Раскаленное украшение проплавило ему череп и ушло куда-то внутрь головы. Курт затих навсегда. Мерзость, как есть — мерзость! Но я предлагал ему честный размен. Шанс на жизнь в обмен на правдивую информацию… Он решил рискнуть — и просчитался. Теперь еще Гопака это искать-проверять…
А кольцо я нашел. Второе — на левой руке. И узор на нем совпадал с узором на шкатулке, так что — должно было сработать. Но перед этим… Перед этим я должен был позвонить Прутковой, и при этом найти подходящие слова, чтобы меня сходу не упаковали опричники. Раздумывая над нужным тоном и формулировками, я запихал и Курта Бляйбен-что-то-там в мусорные пакеты, и, пыхтя, затащил его в ванную, уложив сверху на подельников, и тщательно умылся под краном, над раковиной Это не очень-то помогло мне привести себя в порядок, но несколько успокоило. Теперь можно было и звонить!

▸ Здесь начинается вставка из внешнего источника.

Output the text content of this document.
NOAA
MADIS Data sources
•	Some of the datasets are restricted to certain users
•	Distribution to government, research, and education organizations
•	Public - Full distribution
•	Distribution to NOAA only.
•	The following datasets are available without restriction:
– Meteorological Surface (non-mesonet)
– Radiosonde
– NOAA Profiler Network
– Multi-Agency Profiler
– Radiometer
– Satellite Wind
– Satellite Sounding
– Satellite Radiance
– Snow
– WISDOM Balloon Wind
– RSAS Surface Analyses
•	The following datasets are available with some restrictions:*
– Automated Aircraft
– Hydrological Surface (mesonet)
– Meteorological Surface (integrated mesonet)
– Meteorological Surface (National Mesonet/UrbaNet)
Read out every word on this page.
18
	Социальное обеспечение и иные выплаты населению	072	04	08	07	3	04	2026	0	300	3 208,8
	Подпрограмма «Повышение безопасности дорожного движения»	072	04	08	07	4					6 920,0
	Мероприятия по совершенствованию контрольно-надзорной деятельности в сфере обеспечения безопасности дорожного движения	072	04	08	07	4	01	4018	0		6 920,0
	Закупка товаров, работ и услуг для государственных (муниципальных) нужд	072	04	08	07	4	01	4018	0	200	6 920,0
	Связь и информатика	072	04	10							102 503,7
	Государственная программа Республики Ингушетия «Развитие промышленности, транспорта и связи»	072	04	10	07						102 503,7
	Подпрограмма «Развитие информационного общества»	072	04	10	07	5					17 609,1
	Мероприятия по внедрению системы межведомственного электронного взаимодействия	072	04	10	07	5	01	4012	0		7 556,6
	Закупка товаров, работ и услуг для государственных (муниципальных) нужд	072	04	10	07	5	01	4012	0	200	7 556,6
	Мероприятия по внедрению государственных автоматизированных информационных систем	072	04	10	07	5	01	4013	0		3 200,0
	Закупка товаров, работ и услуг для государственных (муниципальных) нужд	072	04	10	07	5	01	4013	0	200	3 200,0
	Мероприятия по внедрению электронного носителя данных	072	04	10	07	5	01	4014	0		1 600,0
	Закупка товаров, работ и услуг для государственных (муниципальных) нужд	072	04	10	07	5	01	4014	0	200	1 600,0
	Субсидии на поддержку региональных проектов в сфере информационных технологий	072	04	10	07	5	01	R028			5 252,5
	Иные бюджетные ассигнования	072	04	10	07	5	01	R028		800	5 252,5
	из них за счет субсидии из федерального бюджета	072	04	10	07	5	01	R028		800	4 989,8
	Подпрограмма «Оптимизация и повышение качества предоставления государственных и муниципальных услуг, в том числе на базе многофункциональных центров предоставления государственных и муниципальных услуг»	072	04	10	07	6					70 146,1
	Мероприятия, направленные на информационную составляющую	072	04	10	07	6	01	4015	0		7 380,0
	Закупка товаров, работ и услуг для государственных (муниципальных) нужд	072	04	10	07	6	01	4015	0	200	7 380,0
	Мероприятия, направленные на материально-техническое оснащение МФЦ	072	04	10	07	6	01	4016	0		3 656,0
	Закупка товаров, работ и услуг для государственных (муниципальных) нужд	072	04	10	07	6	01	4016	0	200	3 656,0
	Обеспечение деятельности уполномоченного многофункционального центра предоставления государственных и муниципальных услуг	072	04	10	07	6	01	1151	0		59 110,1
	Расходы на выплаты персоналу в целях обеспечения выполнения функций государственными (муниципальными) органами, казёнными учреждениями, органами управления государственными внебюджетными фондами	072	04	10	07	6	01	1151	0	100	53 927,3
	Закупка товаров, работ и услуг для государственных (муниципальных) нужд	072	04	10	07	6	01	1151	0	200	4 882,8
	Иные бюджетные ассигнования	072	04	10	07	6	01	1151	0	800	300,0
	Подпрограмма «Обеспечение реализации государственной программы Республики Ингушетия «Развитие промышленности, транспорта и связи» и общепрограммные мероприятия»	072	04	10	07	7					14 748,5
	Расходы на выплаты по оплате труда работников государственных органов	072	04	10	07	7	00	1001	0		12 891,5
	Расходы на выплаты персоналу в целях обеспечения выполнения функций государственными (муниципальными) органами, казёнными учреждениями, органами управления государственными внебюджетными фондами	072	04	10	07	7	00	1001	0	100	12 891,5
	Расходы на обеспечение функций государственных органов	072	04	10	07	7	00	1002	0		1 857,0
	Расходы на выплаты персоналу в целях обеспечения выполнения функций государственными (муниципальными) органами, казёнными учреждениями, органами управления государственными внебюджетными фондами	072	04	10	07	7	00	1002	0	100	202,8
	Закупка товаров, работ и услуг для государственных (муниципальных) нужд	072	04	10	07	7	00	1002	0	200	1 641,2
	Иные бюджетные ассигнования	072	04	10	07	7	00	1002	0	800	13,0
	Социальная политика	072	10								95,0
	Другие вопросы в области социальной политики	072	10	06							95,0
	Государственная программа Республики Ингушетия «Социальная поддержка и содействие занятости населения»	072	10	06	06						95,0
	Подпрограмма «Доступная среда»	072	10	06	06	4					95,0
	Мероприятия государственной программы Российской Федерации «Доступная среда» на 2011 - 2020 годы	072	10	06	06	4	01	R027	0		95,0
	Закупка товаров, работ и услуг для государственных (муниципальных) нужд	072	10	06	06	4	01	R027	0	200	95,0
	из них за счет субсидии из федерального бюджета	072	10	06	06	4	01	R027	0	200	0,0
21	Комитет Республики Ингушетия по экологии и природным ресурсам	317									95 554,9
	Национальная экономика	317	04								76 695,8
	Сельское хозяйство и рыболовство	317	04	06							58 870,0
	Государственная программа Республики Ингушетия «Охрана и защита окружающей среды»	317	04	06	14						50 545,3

— Здравствуйте, Наталья Кузьминична, — сказал я, когда в трубке раздался хриплый матерок Прутковой. — Тут сложилась странная ситуация…
— О, черт, Пепеляев…
— Я сейчас нахожусь в ванной комнате моего соседа по лестничной клетке — Жени Зборовского. Отличный семьянин, талантливый журналист, хороший человек и вообще — кандидат в депутаты земского собрания Вышемира. И тут рядом со мной присутствуют четыре трупа кхазадов, сложенные в мусорные мешки, и также, в свою очередь, сложенные горкой…
— Что-о-о-о?
— А на кухне лежит четыре Жезла Боли, контрабандно вывезенные из Магнитогорска. И артефакт шедеврального уровня, какая-то коробочка с письменами на крышечке. Она повергла в состоянии забытья целый подъезд четырехэтажки, на час, не меньше. Как думаете, что мне с этим теперь делать? — задал риторический вопрос я.
Задаешь риторические вопросы — получаешь риторические ответы. Конечно, Пруткова откликнулась очень грубо, но на цензурный язык ее спич можно было перевести так:
— Снять штаны и бегать, Пепеляев, ты, чертова заноза в заднице!